It all started on Thursday, August 25th, 1987. I remember the day because my mother's birthday was the next day, and the year because it was the last summer before I went off to college. I was in a bookstore in Harvard Square called Wordsworth ("for the voracious reader") looking frantically for a present for my mother. I was looking at the New Hardcovers section when one book caught my eye. It was dark blue, with only a large white division sign (a horizontal line with a dot both above and below) on it. Upon closer inspection, it turned out that the division sign was actually text, as follows:


                 D I V I D I N G   T I M E S

Intrigued by the jacket, I opened the book and read the inside front cover.

Dividing Times, Nero Szweldinsce's third book and second novel, is a free-spirited journey through the byways of lower education. William Frowse is a mathematics professor at a renowned university who, by his early middle age, has already achieved his life's work: he has proven the famous Vuenwiecz Conjecture, one of the most imposing problems in modern mathematics. His success catapults him into a sudden midlife crisis; has he already fulfilled his duty to mathematics, is his life effectively over? Feeling that to regain a sense of purpose, he must return to his roots, Frowse resigns his professorship and moves to the town of Bisno, Wyoming, to become a junior high algebra teacher. As Frowse is reintroduced to the pleasures of problems of real life again, after his years in the ivory tower of academia, he begins to learn about the smalltown people whose lives intersect his own, and, not coincidentally, about himself.
The inside back cover read

NERO SZWELDINSCE was born in Delanoile, Iowa in 1954. His first book, Freaks at the Crink, was nominated for the Thomas H. Yandry Prize for first novels. Both Freaks at the Crink and his second book, Never You Mind and other Stories, are published by Pristine Press.
Above this short blurb was a black-and-white picture of Mr. Szweldinsce. He appeared to be in his thirties, with short black hair that had already done some serious receding. He had what seemed to be a forced smile on his face, as if this were one in a series of photographs taken at the same shoot, and the previous photo was a Tortured Artist take, and he hadn't completely come out of that mode. He wore a white dress shirt (I suppose it could have been yellow or something, since the photo was black-and-white), unbuttoned at the top, and a leather jacket.

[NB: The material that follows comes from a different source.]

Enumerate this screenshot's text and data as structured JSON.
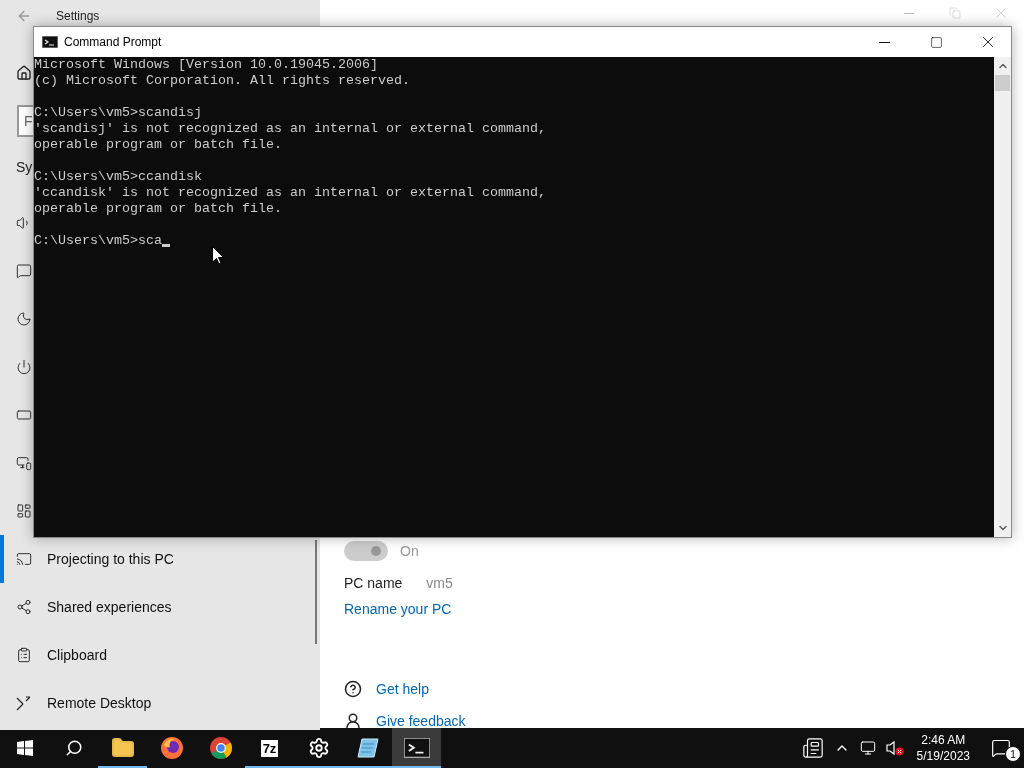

My mother likes contemporary fiction, and for a short time she taught algebra (although it was at a community college, not a junior high), so I thought she might enjoy this book. I hadn't seen anything else promising, so I bought it for her.

When I came home for Christmas vacation after my first semester at college, I asked her what she thought of it, and she said that she enjoyed it a great deal, and that I might like it too. Since she is not one to reread books, she gave it to me. I left it in my room at my parents' house when I went back to school, since I was in no great rush to read it. As it happens, the book stayed in that room for a long time.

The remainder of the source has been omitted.